Elizabeth lo comprendió con rapidez. La mente de Sukey era moderadamente inteligente, firme de voluntad, bondadosa, con una alta redactabilidad latente y una moderada captación a distancia. ¡Pero Sukey Davies estaba también firmemente convencida de que el planeta Tierra era hueco! Viejos libros en microfichas contrabandeados al satélite por excéntricos aburridos y cultistas la habían introducido en las ideas de Bender y Giannini y Palmer y Bernard y Souza. Sukey se había sentido subyugada por la noción de una Tierra hueca iluminada por un pequeño sol central, una tierra de tranquilidad e invencible buena voluntad, poblada por pequeños habitantes poseedores de toda la sabiduría del mundo. ¿No habían contado los antiguos relatos acerca de las subterráneas Asar, Avalón, los Campos Elíseos, Ratmansú, y Última Thule? Incluso la budista Agharta se suponía que estaba conectada mediante túneles a las lamaserías del Tibet.
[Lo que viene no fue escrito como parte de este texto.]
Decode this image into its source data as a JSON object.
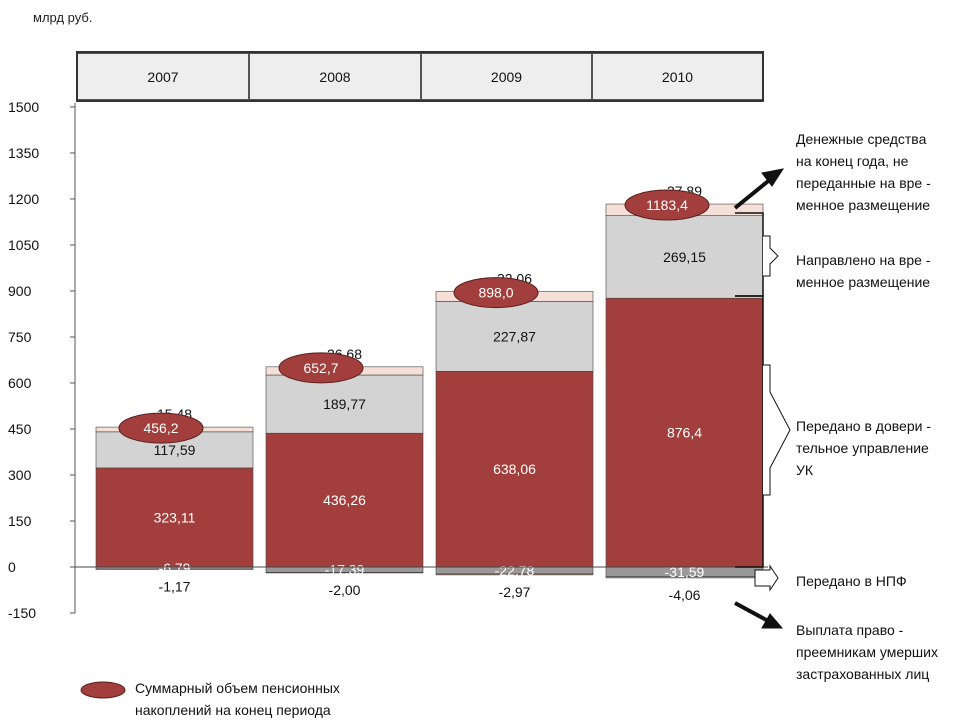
{
  "unit_label": "млрд руб.",
  "chart_data": {
    "type": "bar",
    "stacked": true,
    "title": "",
    "xlabel": "",
    "ylabel": "",
    "unit": "млрд руб.",
    "ylim": [
      -150,
      1500
    ],
    "yticks": [
      -150,
      0,
      150,
      300,
      450,
      600,
      750,
      900,
      1050,
      1200,
      1350,
      1500
    ],
    "grid": false,
    "categories": [
      "2007",
      "2008",
      "2009",
      "2010"
    ],
    "series": [
      {
        "name": "Выплата правопреемникам умерших застрахованных лиц",
        "values": [
          -1.17,
          -2.0,
          -2.97,
          -4.06
        ],
        "labels": [
          "-1,17",
          "-2,00",
          "-2,97",
          "-4,06"
        ],
        "color": "#cc8a75"
      },
      {
        "name": "Передано в НПФ",
        "values": [
          -6.79,
          -17.39,
          -22.78,
          -31.59
        ],
        "labels": [
          "-6,79",
          "-17,39",
          "-22,78",
          "-31,59"
        ],
        "color": "#999999"
      },
      {
        "name": "Передано в доверительное управление УК",
        "values": [
          323.11,
          436.26,
          638.06,
          876.4
        ],
        "labels": [
          "323,11",
          "436,26",
          "638,06",
          "876,4"
        ],
        "color": "#a23f3d"
      },
      {
        "name": "Направлено на временное размещение",
        "values": [
          117.59,
          189.77,
          227.87,
          269.15
        ],
        "labels": [
          "117,59",
          "189,77",
          "227,87",
          "269,15"
        ],
        "color": "#d3d3d3"
      },
      {
        "name": "Денежные средства на конец года, не переданные на временное размещение",
        "values": [
          15.48,
          26.68,
          32.06,
          37.89
        ],
        "labels": [
          "15,48",
          "26,68",
          "32,06",
          "37,89"
        ],
        "color": "#f6dfd6"
      }
    ],
    "totals": {
      "values": [
        456.2,
        652.7,
        898.0,
        1183.4
      ],
      "labels": [
        "456,2",
        "652,7",
        "898,0",
        "1183,4"
      ],
      "color": "#a23f3d"
    },
    "legend": {
      "label_lines": [
        "Суммарный объем пенсионных",
        "накоплений на конец периода"
      ],
      "placement": "bottom-left"
    },
    "annotations": {
      "cash": [
        "Денежные средства",
        "на конец года, не",
        "переданные на вре -",
        "менное  размещение"
      ],
      "temp": [
        "Направлено на  вре -",
        "менное  размещение"
      ],
      "trust": [
        "Передано в довери -",
        "тельное управление",
        "УК"
      ],
      "npf": [
        "Передано в НПФ"
      ],
      "payout": [
        "Выплата право -",
        "преемникам умерших",
        "застрахованных лиц"
      ]
    }
  }
}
Esos sueños no le parecían en absoluto extravagantes a Sukey, la habitante de la superficie interna de un cilindro de veinte kilómetros de largo girando en el espacio. Era lógico que la Tierra fuera hueca también.

Así que Sukey volvió al Viejo Mundo, donde la gente se echó a reír cuando les explicó lo que estaba buscando. Unos cuantos la ayudaron incluso a aligerarla de su paga de cese mientras proseguía su búsqueda. No había, descubrió tras una costosa inspección personal, ninguna abertura polar protegida por espejismos que condujera al interior del planeta, como proclamaban algunos de los viejos escritores; como tampoco fue capaz de lograr la entrada al submundo vía las supuestas cuevas en Xizang. Finalmente fue al Brasil, donde un autor decía que existía un túnel a Agharta localizado en la remota Sierra do Roncador. Un viejo indio murcego, captando la posibilidad de una recompensa adicional, le dijo que el túnel había existido realmente, pero que desgraciadamente había quedado cegado por un terremoto «muchos miles» de años en el pasado.

Sukey había meditado en esta afirmación durante tres lacrimógenas semanas antes de llegar a la conclusión de que seguramente sería capaz de hallar el camino a la Tierra hueca viajando hacia atrás en el tiempo. Se vistió con ropas que reflejaran su herencia galesa y se dirigió ansiosamente al plioceno, donde…

¡Creyn dice que su gente fundó el paraíso!

Oh Sukey.

¡Sísí! ¡Y yo puedo ser unapoderosacuradora! ¡Creyn lo ha prometido!

Calma. Puedes convertirse en una metapracticante de altura. Pero no instantáneamente. Tienes que aprender antes mucho mucho querida. Primero practica bien y luego actúa.

Quiero/necesito hacerlo. ¡Pobre Stein! Hay otros más pobres aún a los que puedo ayudar. ¿Tú también los sientes a todo nuestro alrededor…?

Elizabeth se retiró de la agitada inmadurez de la mente de Sukey y buscó por todas partes. Había algo. Algo completamente extraño a su experiencia que apenas había entrevisto en los límites de su percepción, aquella misma tarde, hacía poco. ¿Qué era? El enigma no se definía en una imagen mental que pudiera identificar. Aún no. Y así Elizabeth colocó el problema a un lado y regresó a la tarea de instruir a Sukey. El trabajo era difícil, e iba a mantenerla ocupada un cierto tiempo, de lo cual dio gracias a Dios.